The Pacers are the best defensive team in the NBA. There are good individual defenders on the roster like Roy Hibbert, Paul George, and Lance Stephenson but their team defense is smothering. What do the Pacers do as a team to limit opponents' opportunities and maintain their defensive focus?
First of all, the emphasis for winning always begins at the defensive end and they have a long, athletic starting unit which allows them to protect the rim with Roy Hibbert while also focusing on defending the three-point line aggressively. They also do a good job limiting transition points for opponents which sets up more opportunities for half-court defensive possessions where they can use that size and ability to matchup with various opponents without having to help off the ball too often.
Again, the length makes a big difference in those help and recover situations, as well. George Hills is 6'3 but has a 6'9 wingspan. Lance Stephenson is 6'5 but has a 6'10 wingspan. David West is 6'9 at power forward but has a 7'4 wingspan. So you combine those three with the defensive stoppers in Paul George and Roy Hibbert and it creates a challenge for any team in the half court.
While the Pacers are great defensively, they struggle somewhat on offense. Often, Indiana will rely on George to carry the team. Is Indy's offense a cause for concern going forward and into the playoffs?
The Pacers have enough offense to get where they need to go when combined with that league-leading defense. The trouble spots in general have been turnovers coming in bunches relying too heavily on Rob Hibbert in the post. The starting offense seems to run better through David West in the post, but the starting unit as a whole is just fine offensively. The reserve unit has improved with offensive options Luis Scola and Danny Granger now in the rotation, but that group remains too inconsistent from game-to-game.
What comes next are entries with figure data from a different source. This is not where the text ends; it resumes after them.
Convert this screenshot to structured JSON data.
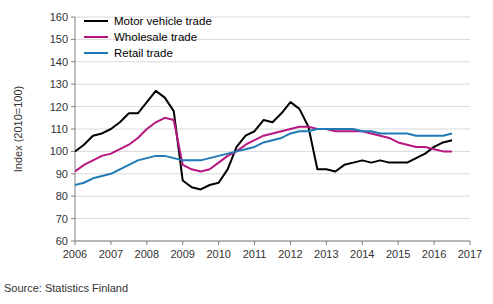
{
  "chart_data": {
    "type": "line",
    "y_label": "Index (2010=100)",
    "source": "Source: Statistics Finland",
    "x": [
      2006,
      2006.25,
      2006.5,
      2006.75,
      2007,
      2007.25,
      2007.5,
      2007.75,
      2008,
      2008.25,
      2008.5,
      2008.75,
      2009,
      2009.25,
      2009.5,
      2009.75,
      2010,
      2010.25,
      2010.5,
      2010.75,
      2011,
      2011.25,
      2011.5,
      2011.75,
      2012,
      2012.25,
      2012.5,
      2012.75,
      2013,
      2013.25,
      2013.5,
      2013.75,
      2014,
      2014.25,
      2014.5,
      2014.75,
      2015,
      2015.25,
      2015.5,
      2015.75,
      2016,
      2016.25,
      2016.5
    ],
    "series": [
      {
        "name": "Motor vehicle trade",
        "color": "#000000",
        "values": [
          100,
          103,
          107,
          108,
          110,
          113,
          117,
          117,
          122,
          127,
          124,
          118,
          87,
          84,
          83,
          85,
          86,
          92,
          102,
          107,
          109,
          114,
          113,
          117,
          122,
          119,
          111,
          92,
          92,
          91,
          94,
          95,
          96,
          95,
          96,
          95,
          95,
          95,
          97,
          99,
          102,
          104,
          105
        ]
      },
      {
        "name": "Wholesale trade",
        "color": "#b5177f",
        "values": [
          91,
          94,
          96,
          98,
          99,
          101,
          103,
          106,
          110,
          113,
          115,
          114,
          94,
          92,
          91,
          92,
          95,
          98,
          100,
          103,
          105,
          107,
          108,
          109,
          110,
          111,
          111,
          110,
          110,
          109,
          109,
          109,
          109,
          108,
          107,
          106,
          104,
          103,
          102,
          102,
          101,
          100,
          100
        ]
      },
      {
        "name": "Retail trade",
        "color": "#1f7ab5",
        "values": [
          85,
          86,
          88,
          89,
          90,
          92,
          94,
          96,
          97,
          98,
          98,
          97,
          96,
          96,
          96,
          97,
          98,
          99,
          100,
          101,
          102,
          104,
          105,
          106,
          108,
          109,
          109,
          110,
          110,
          110,
          110,
          110,
          109,
          109,
          108,
          108,
          108,
          108,
          107,
          107,
          107,
          107,
          108
        ]
      }
    ],
    "xlim": [
      2006,
      2017
    ],
    "xticks": [
      2006,
      2007,
      2008,
      2009,
      2010,
      2011,
      2012,
      2013,
      2014,
      2015,
      2016,
      2017
    ],
    "ylim": [
      60,
      160
    ],
    "yticks": [
      60,
      70,
      80,
      90,
      100,
      110,
      120,
      130,
      140,
      150,
      160
    ],
    "grid": true,
    "legend": "top-left"
  }
}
When you throw in C.J. Watson, there is a lot of big game experience coming off the bench and they have been better in the more important games this season. But the mileage shows up at times which could be a problem late in the post-season. Fortunately, there are no back-to-backs in the playoffs.
Indiana takes over 20 percent of their shots from midrange. Midrange jumpers are widely viewed as low efficiency shots. The team makes over 42 percent of these shots, though. Should the Pacers care more about their shot selection or take a "don't fix it if it ain't broke" mentality?
With the current construction of the playing rotation, they take about the right amount of threes. David West, Roy Hibbert and Luis Scola are pick n' pop options taking a lot of those midrange shots and only out of desperation do you want them setting up behind the arc. Lance Stephenson is streaky at best from behind the arc and usually does more good with dribble penetration to create shots for himself or others on his way to the hoop. Paul George probably takes too many three-point shots, at least that's what Larry Bird always says. PG's three-point attempts are up this year and he, too has been streaky. A big part of his increased scoring average is his ability to create midrange shots off the dribble with the threat of finishing at the rim.
Lance Stephenson becomes an unrestricted free agent this summer. What do the Pacers need to do to keep him?
This will be a fascinating offseason situation which doesn't set up well for the Pacers on paper. A rough estimate of $8 million per year is about all of the cap space the Pacers will likely have to offer Stephenson without making a deal or two. Of course, the market will set the price for Stephenson and it is hard to imagine a team or two won't inflate their offer past a reasonable amount for the Pacers to hang onto Lance. But the situation in Indy for Lance and his relationship with Larry Bird is unique and with all of the effort the Pacers have put into developing Stephenson into a productive member of their team both on and off the court, I find it hard to believe they won't find a way to make things work to keep this starting unit together. That may require some tough choices with quality bench players but somehow, some way I feel they will find a way.
Rasual Butler is on the Pacers? How did I miss that?
Rasual Butler has become a great story for the Pacers this year. After playing on the Pacers summer league team, he was invited to camp without a contract nor any intention by the team to keep him on the roster. As camp practices and preseason games played out, they couldn't keep him off the roster. So Butler joined the team as a reserve wing behind Orlando Johnson, rookie Solomon Hill and, in some ways, free agent forward Chris Copeland while the team waited for Danny Granger to return.
As the season progressed, Butler made his way into the playing rotation and is now the first emergency wing (for foul trouble, injury) behind Granger. He is a solid pro that fits the Pacers system perfectly and also adds a little three-point punch when he's on the floor. Just as important, he is a wise vet who has been in and out of the league and has a locker next to Lance Stephenson which allows him to offer his sage advice when needed.